Star Wars
- Designers: Timothy O’Brien; George Strayton; Eric S. Trautmann;
- Publishers: West End Games
- Publication: 1996; 30 years ago
- Genres: Space opera
- Systems: D6 System
- ISBN: 0874312876

= Endgame (Star Wars: The Roleplaying Game) =

Tabletop space opera role-playing game supplement

Endgame is an adventure published by West End Games in 1996 for the science-fiction role-playing game Star Wars: The Roleplaying Game.

==Plot summary==
Endgame, by Timothy O’Brien, George Strayton, and Eric S. Trautmann, is the fourth and last part of The Darkstryder Campaign.
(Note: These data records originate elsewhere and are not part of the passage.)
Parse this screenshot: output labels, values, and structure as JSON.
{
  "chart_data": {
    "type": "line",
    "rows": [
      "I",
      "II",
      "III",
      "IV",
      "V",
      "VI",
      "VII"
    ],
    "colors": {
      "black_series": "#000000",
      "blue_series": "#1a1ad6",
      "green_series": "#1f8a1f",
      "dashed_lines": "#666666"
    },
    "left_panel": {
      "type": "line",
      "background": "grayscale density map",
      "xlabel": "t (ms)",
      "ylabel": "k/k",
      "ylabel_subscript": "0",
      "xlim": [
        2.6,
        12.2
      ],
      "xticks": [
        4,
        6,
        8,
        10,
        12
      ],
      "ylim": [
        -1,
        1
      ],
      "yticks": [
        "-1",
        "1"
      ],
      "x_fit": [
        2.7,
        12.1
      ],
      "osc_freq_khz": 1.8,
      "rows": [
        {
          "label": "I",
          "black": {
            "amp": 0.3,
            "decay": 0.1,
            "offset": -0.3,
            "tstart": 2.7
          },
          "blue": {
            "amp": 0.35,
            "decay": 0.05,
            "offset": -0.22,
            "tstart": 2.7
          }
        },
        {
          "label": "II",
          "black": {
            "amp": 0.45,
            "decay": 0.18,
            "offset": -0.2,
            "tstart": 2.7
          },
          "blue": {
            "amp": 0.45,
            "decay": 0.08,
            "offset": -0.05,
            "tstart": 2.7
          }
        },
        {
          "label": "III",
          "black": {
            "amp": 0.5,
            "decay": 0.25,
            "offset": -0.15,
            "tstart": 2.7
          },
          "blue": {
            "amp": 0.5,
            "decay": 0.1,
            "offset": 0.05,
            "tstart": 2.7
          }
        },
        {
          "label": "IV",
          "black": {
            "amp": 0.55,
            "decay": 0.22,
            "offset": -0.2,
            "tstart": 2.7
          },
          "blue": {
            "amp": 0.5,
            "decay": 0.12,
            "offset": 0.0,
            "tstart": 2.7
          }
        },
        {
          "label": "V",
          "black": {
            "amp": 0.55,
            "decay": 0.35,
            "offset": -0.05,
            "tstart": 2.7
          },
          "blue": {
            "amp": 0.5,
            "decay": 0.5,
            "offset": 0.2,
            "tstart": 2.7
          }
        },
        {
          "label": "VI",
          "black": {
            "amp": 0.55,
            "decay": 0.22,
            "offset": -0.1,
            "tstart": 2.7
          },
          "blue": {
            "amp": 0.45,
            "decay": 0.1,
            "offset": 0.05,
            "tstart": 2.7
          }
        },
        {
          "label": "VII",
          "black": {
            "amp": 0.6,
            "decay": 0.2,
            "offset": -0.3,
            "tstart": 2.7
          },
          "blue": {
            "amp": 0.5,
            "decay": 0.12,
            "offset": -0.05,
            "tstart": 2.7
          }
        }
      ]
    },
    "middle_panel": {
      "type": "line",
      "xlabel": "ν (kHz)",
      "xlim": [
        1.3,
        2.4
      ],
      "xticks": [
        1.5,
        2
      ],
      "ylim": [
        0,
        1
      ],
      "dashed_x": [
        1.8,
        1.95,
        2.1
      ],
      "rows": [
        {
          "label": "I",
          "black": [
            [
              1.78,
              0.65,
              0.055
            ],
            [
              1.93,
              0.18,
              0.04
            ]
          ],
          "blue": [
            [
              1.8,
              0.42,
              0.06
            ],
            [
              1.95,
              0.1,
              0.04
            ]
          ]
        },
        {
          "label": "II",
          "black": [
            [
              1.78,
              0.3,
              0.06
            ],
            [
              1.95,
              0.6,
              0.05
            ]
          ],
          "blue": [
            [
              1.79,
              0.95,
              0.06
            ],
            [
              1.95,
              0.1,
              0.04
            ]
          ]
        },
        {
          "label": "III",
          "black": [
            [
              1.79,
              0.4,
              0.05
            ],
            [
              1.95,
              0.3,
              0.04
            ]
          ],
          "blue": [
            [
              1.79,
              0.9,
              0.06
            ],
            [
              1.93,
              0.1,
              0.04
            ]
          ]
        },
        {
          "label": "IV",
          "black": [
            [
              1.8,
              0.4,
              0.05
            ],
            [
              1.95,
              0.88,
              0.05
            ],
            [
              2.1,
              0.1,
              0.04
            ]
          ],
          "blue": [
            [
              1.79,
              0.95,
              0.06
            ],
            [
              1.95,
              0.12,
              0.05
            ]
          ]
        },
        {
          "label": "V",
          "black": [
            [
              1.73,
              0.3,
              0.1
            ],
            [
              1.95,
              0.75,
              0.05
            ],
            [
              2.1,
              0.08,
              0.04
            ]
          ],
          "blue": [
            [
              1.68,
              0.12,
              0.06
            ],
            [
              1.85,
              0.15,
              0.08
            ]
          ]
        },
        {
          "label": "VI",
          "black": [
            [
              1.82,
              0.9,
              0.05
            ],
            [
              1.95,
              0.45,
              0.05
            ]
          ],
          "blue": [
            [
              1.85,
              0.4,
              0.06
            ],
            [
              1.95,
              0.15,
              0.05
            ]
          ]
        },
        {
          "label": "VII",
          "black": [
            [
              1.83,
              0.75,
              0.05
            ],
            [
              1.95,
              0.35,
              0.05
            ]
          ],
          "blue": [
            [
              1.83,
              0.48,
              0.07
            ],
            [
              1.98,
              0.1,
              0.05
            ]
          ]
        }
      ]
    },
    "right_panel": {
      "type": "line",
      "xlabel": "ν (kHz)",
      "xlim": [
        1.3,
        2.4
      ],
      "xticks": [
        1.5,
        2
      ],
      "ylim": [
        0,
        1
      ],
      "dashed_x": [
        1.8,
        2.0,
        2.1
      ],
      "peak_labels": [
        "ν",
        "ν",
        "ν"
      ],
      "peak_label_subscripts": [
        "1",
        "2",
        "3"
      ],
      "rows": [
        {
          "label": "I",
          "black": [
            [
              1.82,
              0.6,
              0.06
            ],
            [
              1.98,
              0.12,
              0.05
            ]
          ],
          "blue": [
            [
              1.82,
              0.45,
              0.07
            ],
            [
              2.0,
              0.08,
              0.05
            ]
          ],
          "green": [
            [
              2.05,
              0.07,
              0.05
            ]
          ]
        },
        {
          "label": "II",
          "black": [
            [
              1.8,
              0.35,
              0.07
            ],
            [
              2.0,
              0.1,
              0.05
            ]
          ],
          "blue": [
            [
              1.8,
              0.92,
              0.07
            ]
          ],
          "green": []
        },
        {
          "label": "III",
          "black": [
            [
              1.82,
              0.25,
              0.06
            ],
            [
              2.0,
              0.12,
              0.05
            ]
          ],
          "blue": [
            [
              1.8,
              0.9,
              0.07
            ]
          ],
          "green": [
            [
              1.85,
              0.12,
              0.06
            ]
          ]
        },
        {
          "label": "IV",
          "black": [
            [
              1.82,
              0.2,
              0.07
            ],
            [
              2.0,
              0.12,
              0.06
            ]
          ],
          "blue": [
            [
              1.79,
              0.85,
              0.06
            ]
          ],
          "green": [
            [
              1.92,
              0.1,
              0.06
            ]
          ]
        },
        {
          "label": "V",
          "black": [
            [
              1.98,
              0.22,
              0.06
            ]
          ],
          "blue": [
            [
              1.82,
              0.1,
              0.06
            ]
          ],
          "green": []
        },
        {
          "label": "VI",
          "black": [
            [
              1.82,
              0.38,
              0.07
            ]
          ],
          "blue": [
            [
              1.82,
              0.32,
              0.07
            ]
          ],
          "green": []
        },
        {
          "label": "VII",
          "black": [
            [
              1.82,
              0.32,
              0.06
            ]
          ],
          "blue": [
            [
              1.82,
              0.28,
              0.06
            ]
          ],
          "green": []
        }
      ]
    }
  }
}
The crew of the spaceship FarStar — which is featured in the first three chapters of the campaign — continues to seek the truth as this adventure brings the entire campaign to a conclusion, and reveals secrets of the Darkstryder homeworld.

==Reception==
In the January 1997 edition of Arcane (Issue #15), Andrew Rilstone thought this book had good and bad points. On the bad side, Rilstone found it very pre-plotted, with the players railroaded through certain situations, various incidents of deus ex machina, and the gamemaster forced to keep certain non-player characters alive so they can move certain plot points forward later in the adventure. He also thought that the adventure was too ambitious, and would place a strain on both gamemaster and players to be able meet those ambitions. On the plus side, Rilstone enjoyed its epic sweep, and "It also ties the plot threads together into a satisfying conclusion, and the secret of Darkstryder is sufficiently interesting to make the extremely long, journey to discover it seem worthwhile." He concluded by giving the book an above average rating of 8 out of 10, saying, "if you played the whole thing right through - you might just find that you'd played in a RPG that felt more like Star Wars than the actual movies."

In the August 1997 edition of Dragon (Issue #238), Rick Swan called Endgame a "must-buy". He agreed that $18 made the book relatively expensive, but said, "So skip a few pizzas; the most engaging Star Wars campaign to date is worth the money."